Try out the system below:
def zero_example(t, y):
X = y[0]
Y = y[1]
dX_dt = 1
dY_dt = 2*X
return [dX_dt, dY_dt]
y0 = [0, 0]
t_span = (0, 20)
solve_and_plot_ode(zero_example, y0, t_span)
Activity:¶
The one-variable system below is CRN-implementable. Write down an implementation that uses two reactions.
Two hints: 1. use rate constants wisely 2. reactions like $\emptyset \rightarrow A$ are allowed (despite what the reality of chemistry and physics has to say about it), where $\emptyset$ means "no reactants are involved". Note that such a reaction must happen at some constant rate, since none of the species concentrations affect it.
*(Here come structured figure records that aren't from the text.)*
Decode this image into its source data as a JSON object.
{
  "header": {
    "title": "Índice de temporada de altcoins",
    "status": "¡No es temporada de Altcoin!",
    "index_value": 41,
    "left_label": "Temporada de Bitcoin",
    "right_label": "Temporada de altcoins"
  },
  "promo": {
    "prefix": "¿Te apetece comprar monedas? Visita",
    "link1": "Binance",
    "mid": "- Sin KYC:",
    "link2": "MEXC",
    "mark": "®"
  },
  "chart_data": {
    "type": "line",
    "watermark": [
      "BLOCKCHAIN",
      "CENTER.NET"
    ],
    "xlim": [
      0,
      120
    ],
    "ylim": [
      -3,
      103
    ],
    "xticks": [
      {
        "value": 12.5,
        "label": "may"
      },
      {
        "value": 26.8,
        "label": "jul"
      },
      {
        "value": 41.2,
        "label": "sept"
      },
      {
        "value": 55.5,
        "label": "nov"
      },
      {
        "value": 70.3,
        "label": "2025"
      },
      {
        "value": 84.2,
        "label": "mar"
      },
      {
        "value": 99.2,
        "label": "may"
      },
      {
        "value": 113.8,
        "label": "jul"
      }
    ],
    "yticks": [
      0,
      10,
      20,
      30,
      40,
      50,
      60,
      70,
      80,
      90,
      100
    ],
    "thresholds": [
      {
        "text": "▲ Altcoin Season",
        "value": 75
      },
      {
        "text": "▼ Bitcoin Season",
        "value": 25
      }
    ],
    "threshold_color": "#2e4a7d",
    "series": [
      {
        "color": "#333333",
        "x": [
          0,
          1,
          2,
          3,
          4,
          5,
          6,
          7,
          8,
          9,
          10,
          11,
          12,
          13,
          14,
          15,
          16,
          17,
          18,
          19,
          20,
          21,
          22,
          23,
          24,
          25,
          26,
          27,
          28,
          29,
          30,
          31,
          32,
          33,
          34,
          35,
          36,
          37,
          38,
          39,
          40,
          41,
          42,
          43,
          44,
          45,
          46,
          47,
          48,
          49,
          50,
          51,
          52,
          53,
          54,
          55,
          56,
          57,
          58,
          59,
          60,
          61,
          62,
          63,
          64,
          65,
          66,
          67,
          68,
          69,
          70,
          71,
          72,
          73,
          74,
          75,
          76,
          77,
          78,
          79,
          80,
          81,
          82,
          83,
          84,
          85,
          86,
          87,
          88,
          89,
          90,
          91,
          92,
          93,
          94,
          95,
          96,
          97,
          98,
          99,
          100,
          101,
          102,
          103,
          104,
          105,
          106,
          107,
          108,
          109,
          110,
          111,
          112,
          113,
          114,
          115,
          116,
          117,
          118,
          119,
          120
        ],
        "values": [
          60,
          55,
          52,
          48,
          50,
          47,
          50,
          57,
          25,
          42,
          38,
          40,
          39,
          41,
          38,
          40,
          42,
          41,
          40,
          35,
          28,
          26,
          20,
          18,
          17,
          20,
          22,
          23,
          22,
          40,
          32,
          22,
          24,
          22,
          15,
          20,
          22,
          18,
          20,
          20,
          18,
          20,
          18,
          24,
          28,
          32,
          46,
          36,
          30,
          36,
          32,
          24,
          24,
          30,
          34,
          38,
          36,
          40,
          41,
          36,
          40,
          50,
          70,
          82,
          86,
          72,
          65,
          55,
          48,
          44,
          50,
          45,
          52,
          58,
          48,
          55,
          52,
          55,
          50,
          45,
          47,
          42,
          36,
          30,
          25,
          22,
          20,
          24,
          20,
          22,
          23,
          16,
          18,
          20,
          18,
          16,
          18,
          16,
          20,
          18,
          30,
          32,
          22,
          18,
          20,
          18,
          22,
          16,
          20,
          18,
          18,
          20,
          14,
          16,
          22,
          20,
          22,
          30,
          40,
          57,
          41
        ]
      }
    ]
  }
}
What does your choice of rate constants have to do with the value this ODE solution seems to converge to?
def compute_four_fifths(t, y):
X = y[0]
dX_dt = -5*X + 4
return [dX_dt]
y0 = [0]
t_span = (0, 20)
solve_and_plot_ode(compute_four_fifths, y0, t_span)
Why do we allow reactions that so obviously violate the conservation of mass? Because - and you may have guessed it - we can always rewrite such reactions as a "physically reasonable" set of reactions with equivalent behavior.